Во время первой встречи Большой тройки, состоявшейся 28 ноября, Черчилль, выступая перед тремя делегациями, сказал, что они представляют, вероятно, «наибольшую концентрацию мировых сил за всю историю человечества». В ходе дискуссий в этот день Рузвельт говорил о возможности наступления союзных войск через Италию к Северной Адриатике и Истрии, а оттуда на северо-восток, к Дунаю. Позднее эту идею приписали Черчиллю, но Черчилль предлагал в качестве следующего шага после победы в Италии произвести высадку десанта на юге Франции, причем, по его мысли, это следовало сделать одновременно с десантной операцией в Ла-Манше. Сталин склонялся к этой точке зрения. Его не привлекала возможность выхода англо-американских войск к Дунаю.

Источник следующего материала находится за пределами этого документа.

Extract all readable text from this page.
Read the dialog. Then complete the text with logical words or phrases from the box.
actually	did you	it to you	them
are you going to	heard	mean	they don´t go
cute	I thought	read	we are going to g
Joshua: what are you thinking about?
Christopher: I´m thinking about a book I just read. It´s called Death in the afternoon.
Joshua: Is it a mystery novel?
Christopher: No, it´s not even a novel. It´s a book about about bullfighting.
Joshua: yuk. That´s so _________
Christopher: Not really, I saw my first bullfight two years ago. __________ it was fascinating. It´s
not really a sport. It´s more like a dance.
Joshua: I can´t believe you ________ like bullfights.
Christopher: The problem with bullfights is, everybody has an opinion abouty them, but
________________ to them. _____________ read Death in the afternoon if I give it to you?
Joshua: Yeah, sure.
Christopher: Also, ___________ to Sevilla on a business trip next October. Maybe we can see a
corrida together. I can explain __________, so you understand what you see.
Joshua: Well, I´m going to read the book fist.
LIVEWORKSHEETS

Вечером Рузвельт, дававший ужин в честь Сталина и Черчилля, почувствовал себя нездоровым и рано ушел спать, а двое его гостей остались обсуждать будущее побежденной Германии. Черчилль сказал, что хотел бы запретить немцам всю авиацию, как военную, так и гражданскую, но добавил, что не имеет ничего против немецких трудящихся. Сталин на это заметил, что русские расстреливают любого военнопленного из рабочих, если на вопрос, почему он воевал, тот отвечает, что выполнял приказ. Вернувшись к вопросу о польской границе, Черчилль предположил: «Польша может подвинуться, как солдат, делающий два шага влево». Россия тем самым приобретет восточную треть Польши, а Польша подвинет Германию. «Если Польша наступит на ногу Германии, – сказал Черчилль, – ничего не поделаешь, Польша должна стать сильной. Этот инструмент необходим в европейском оркестре». Сталин был доволен.

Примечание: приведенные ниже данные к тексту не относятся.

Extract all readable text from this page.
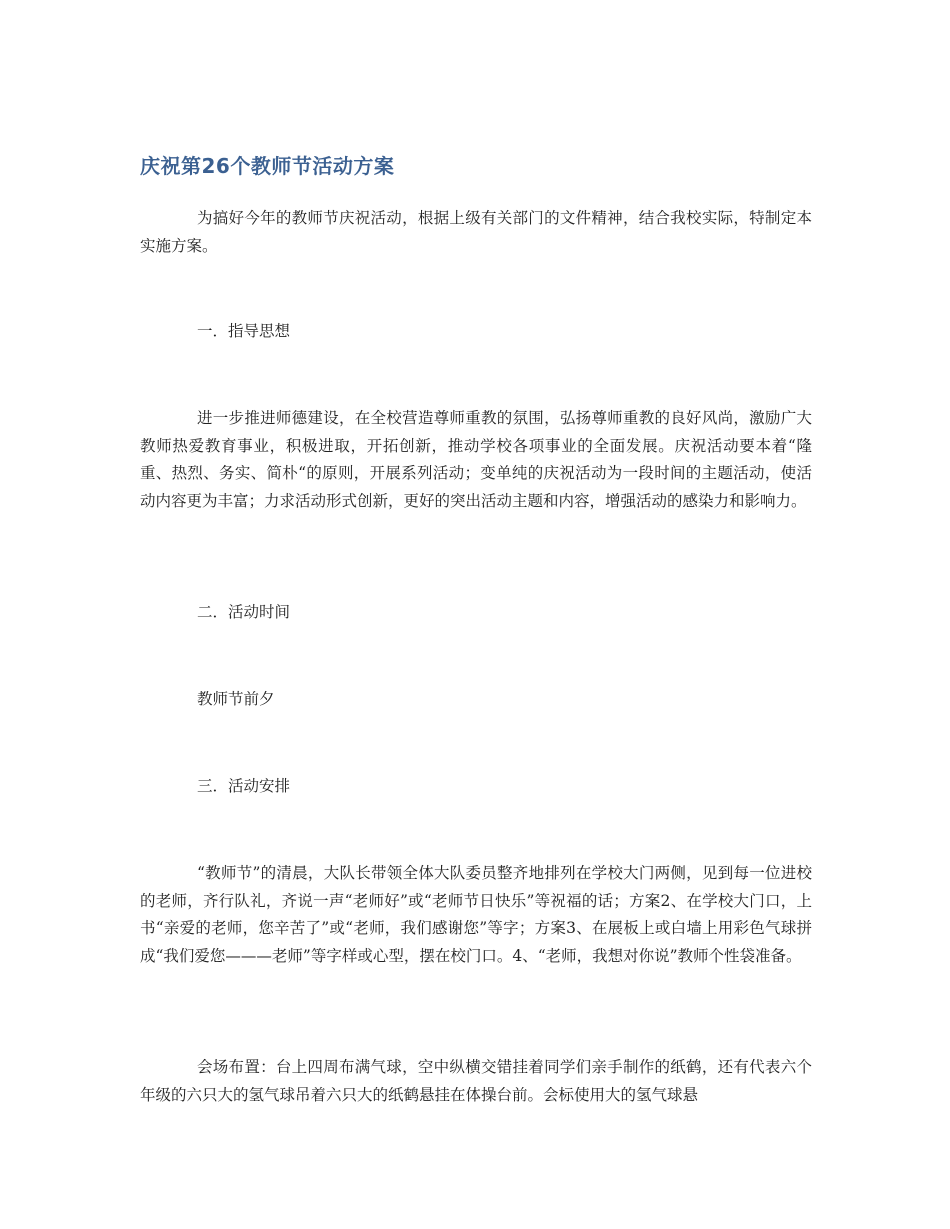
庆祝第26个教师节活动方案

为搞好今年的教师节庆祝活动，根据上级有关部门的文件精神，结合我校实际，特制定本实施方案。

一．指导思想

进一步推进师德建设，在全校营造尊师重教的氛围，弘扬尊师重教的良好风尚，激励广大教师热爱教育事业，积极进取，开拓创新，推动学校各项事业的全面发展。庆祝活动要本着“隆重、热烈、务实、简朴“的原则，开展系列活动；变单纯的庆祝活动为一段时间的主题活动，使活动内容更为丰富；力求活动形式创新，更好的突出活动主题和内容，增强活动的感染力和影响力。

二．活动时间

教师节前夕

三．活动安排

“教师节”的清晨，大队长带领全体大队委员整齐地排列在学校大门两侧，见到每一位进校的老师，齐行队礼，齐说一声“老师好”或“老师节日快乐”等祝福的话；方案2、在学校大门口，上书“亲爱的老师，您辛苦了”或“老师，我们感谢您”等字；方案3、在展板上或白墙上用彩色气球拼成“我们爱您———老师”等字样或心型，摆在校门口。4、“老师，我想对你说”教师个性袋准备。

会场布置：台上四周布满气球，空中纵横交错挂着同学们亲手制作的纸鹤，还有代表六个年级的六只大的氢气球吊着六只大的纸鹤悬挂在体操台前。会标使用大的氢气球悬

На следующем пленарном заседании конференции Сталин жестко выступил против откладывания десантной операции в Ла-Манше на более поздний срок. На следующий день советники Черчилля сообщили ему, что единственными подходящими условиями проведения операции в оговоренный ранее период будут пять ночей после 8 мая и пять дней после 10 июня. Утром 30 ноября во время личной встречи со Сталиным Черчилль еще раз объяснил причины, по которым он хотел продолжить действия в Италии. «Вывод четырех британских дивизий из Италии ради операции в Ла-Манше, – сказал он, – вполне может до некоторой степени обескуражить остающиеся войска, и мы упустим преимущества от крушения Италии». Но при этом указал, что вывод этих частей «подтверждает искренность нашей подготовки к операции в Ла-Манше». Днем на пленарном заседании было достигнуто соглашение, что датой начала операции станет май.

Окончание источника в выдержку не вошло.